Do law enforcement officers need special training on how to confront deaf people? Deaf people are not the only minority whose difference from the average person includes communication issues. Autistic people have a special communication style different from neurotypical people. People who have suffered from a stroke or paralysis might not be able to speak in a way that is comprehensible to the average police officer. Perfectly healthy individuals who have all their senses intact might not be able to communicate with the average American police officer, if they happen to not speak English.
Sometimes, even a minor dialect difference in the same language can lead to serious difficulty in communication. For instance, native speakers of Black American Vernacular who have not yet learned Standard American English can be completely incomprehensible to people who do not speak that dialect. Some, though probably not all, incidents of police killing of black citizens may be due to that sort of misunderstanding.
We can talk about prejudice by police against minorities, and no doubt that kind of prejudice exists. But the real reason that the police kill so many people with impunity is that they are given the right to stop all of us when we are harming no one. Police rely on the average person’s sense of self-preservation to yield to the lawman’s demands, no matter how unreasonable.
They make no allowances for small differences from the norm in reaction time and comprehension. In the end, every one of us is a minority of one. We each have our crosses to bear, even if the differences from the norm are minor. Most people make allowances for small differences when interacting with others. But the police make no allowances at all, putting the entire burden on us to make sure we do not get shot.
If we simply did away with the right of the police to stop people under flimsy pretexts, such as exceeding the speed limit while endangering no one, there would be a lot less police brutality.

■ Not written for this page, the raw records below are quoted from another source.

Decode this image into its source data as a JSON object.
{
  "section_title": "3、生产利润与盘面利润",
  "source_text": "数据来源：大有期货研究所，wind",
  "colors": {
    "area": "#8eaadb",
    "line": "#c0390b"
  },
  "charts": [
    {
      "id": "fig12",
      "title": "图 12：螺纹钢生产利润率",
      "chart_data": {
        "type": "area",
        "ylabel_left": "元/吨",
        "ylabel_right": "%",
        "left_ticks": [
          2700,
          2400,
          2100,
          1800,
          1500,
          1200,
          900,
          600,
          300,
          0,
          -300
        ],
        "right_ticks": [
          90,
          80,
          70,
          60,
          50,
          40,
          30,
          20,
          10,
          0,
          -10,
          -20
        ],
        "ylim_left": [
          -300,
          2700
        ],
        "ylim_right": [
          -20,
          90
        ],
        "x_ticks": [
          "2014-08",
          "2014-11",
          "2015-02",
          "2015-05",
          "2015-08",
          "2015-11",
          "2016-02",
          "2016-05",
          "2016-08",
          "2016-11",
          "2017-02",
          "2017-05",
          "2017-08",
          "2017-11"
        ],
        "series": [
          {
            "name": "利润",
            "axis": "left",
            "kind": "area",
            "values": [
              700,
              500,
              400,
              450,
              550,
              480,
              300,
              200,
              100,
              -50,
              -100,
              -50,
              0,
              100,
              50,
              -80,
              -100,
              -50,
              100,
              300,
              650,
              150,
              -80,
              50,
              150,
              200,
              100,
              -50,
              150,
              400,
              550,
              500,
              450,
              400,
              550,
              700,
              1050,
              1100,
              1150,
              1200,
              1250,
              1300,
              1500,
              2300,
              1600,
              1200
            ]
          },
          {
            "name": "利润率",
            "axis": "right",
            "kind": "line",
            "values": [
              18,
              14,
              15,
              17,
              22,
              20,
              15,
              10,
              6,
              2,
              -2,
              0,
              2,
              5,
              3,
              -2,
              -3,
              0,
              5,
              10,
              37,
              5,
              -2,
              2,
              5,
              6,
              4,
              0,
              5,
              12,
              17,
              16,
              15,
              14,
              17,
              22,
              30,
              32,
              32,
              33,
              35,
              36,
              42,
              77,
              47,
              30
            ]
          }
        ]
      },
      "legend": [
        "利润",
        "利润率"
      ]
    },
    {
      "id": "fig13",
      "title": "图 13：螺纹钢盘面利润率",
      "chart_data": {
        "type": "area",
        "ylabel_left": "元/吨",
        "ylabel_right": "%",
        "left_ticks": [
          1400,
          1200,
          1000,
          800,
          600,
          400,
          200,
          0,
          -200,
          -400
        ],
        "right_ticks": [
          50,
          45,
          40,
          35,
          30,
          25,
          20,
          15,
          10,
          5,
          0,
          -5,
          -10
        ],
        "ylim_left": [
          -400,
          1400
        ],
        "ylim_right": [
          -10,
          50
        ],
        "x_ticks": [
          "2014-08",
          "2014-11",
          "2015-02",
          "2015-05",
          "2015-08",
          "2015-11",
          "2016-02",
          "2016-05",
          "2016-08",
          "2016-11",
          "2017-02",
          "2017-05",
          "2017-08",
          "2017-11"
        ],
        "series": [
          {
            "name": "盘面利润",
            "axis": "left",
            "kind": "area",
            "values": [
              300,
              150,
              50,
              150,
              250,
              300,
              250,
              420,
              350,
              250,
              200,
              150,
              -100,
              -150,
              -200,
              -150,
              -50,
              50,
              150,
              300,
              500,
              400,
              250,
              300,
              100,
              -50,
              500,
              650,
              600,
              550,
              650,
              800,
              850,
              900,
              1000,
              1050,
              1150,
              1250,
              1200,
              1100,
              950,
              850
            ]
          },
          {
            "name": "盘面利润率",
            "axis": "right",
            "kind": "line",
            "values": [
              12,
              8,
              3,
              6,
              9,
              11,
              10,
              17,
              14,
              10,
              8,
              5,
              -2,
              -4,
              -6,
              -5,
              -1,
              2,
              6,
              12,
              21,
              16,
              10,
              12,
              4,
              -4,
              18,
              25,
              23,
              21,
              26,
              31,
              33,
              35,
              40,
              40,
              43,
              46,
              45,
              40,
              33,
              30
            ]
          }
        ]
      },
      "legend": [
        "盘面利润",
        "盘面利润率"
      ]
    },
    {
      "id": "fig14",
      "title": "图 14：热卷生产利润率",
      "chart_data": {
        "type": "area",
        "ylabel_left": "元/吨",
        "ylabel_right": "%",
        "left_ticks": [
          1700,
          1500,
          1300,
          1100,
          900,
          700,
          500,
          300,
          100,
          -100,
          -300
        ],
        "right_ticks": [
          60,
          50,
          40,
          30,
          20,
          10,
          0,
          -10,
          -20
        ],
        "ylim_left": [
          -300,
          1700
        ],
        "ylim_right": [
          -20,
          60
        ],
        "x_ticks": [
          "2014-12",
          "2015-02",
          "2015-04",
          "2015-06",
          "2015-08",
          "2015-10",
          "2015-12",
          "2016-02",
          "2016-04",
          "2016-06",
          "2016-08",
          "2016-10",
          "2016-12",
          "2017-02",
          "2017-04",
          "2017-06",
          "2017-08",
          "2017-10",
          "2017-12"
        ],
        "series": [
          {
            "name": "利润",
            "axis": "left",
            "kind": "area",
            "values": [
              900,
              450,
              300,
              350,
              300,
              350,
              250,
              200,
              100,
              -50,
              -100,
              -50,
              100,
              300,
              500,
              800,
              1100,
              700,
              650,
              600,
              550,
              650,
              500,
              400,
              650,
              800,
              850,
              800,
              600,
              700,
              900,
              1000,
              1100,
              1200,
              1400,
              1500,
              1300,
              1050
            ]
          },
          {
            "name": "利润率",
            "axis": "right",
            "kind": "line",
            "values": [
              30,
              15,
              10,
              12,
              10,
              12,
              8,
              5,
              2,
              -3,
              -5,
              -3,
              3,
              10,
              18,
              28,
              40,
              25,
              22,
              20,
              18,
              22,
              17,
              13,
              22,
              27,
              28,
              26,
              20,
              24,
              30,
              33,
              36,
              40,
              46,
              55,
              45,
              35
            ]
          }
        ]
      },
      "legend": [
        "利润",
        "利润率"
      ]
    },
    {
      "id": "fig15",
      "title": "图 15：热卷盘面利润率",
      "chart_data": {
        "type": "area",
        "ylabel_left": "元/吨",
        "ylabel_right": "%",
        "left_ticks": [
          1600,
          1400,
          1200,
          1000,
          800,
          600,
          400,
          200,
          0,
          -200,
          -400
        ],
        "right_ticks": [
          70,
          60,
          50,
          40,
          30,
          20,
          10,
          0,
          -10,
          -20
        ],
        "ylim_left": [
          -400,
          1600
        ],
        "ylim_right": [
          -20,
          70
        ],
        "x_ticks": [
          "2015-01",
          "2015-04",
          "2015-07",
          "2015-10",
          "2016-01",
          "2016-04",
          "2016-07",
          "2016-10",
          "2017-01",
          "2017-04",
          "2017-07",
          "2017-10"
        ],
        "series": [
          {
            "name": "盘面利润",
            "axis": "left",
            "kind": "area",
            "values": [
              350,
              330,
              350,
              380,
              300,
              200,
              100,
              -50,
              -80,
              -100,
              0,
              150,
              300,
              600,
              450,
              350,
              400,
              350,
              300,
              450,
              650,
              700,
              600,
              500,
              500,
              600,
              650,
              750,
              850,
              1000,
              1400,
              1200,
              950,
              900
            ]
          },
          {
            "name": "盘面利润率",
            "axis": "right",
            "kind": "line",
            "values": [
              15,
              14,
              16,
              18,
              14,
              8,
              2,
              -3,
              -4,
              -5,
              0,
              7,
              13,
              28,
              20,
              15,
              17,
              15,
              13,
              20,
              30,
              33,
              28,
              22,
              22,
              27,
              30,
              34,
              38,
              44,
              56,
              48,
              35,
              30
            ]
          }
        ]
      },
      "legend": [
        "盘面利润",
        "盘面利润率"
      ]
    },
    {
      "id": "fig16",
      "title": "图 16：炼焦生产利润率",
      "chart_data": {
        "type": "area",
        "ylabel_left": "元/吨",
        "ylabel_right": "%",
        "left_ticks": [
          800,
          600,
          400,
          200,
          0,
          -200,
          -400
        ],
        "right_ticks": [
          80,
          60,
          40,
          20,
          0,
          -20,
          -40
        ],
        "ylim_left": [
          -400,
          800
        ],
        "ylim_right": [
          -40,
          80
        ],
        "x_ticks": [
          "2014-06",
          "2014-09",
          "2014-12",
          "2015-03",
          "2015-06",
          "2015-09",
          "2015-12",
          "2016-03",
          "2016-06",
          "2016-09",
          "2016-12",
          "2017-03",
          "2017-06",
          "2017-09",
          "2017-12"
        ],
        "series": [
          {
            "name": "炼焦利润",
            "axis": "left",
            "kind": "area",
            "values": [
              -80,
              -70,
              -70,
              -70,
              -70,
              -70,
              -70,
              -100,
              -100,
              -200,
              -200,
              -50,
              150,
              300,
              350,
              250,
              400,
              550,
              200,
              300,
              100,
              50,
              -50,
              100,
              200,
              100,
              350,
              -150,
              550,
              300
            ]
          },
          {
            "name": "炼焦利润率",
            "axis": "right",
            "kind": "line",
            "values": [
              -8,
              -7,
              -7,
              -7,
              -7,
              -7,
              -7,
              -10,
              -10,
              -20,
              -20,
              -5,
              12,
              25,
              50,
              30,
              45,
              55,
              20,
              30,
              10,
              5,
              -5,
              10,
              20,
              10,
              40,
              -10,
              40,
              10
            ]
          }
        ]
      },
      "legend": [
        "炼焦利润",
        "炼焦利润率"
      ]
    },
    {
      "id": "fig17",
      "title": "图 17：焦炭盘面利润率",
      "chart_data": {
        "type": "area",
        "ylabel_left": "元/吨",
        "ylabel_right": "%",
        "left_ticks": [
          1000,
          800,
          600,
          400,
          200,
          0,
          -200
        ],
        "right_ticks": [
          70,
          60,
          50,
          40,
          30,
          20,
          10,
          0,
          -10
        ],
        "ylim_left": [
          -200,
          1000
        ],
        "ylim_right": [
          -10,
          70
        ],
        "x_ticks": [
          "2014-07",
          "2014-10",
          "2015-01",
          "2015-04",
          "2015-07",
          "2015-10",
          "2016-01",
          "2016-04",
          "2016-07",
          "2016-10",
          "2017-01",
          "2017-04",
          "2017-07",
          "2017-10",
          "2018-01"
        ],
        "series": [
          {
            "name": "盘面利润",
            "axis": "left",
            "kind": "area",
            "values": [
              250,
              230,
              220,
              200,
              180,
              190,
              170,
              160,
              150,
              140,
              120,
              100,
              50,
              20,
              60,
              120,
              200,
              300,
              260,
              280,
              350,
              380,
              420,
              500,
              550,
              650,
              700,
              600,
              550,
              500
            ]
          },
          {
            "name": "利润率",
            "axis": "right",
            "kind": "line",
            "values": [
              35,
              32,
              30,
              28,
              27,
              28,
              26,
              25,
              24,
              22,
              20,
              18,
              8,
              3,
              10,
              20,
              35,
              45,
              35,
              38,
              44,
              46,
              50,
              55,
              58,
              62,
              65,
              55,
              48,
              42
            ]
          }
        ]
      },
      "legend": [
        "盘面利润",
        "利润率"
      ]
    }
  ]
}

Fewer people would be shot. And this would be a solution that would not require us to train police to interact in special ways with minorities. It would not require minorities to be marked with a special yellow star that might read “DEAF” or “BLACK” or “AUTISTIC.” The solution is not to list minorities in special government registers. We could just avoid unnecessary confrontations altogether. The best way to protect and to serve is to leave people alone, unless they ask for help.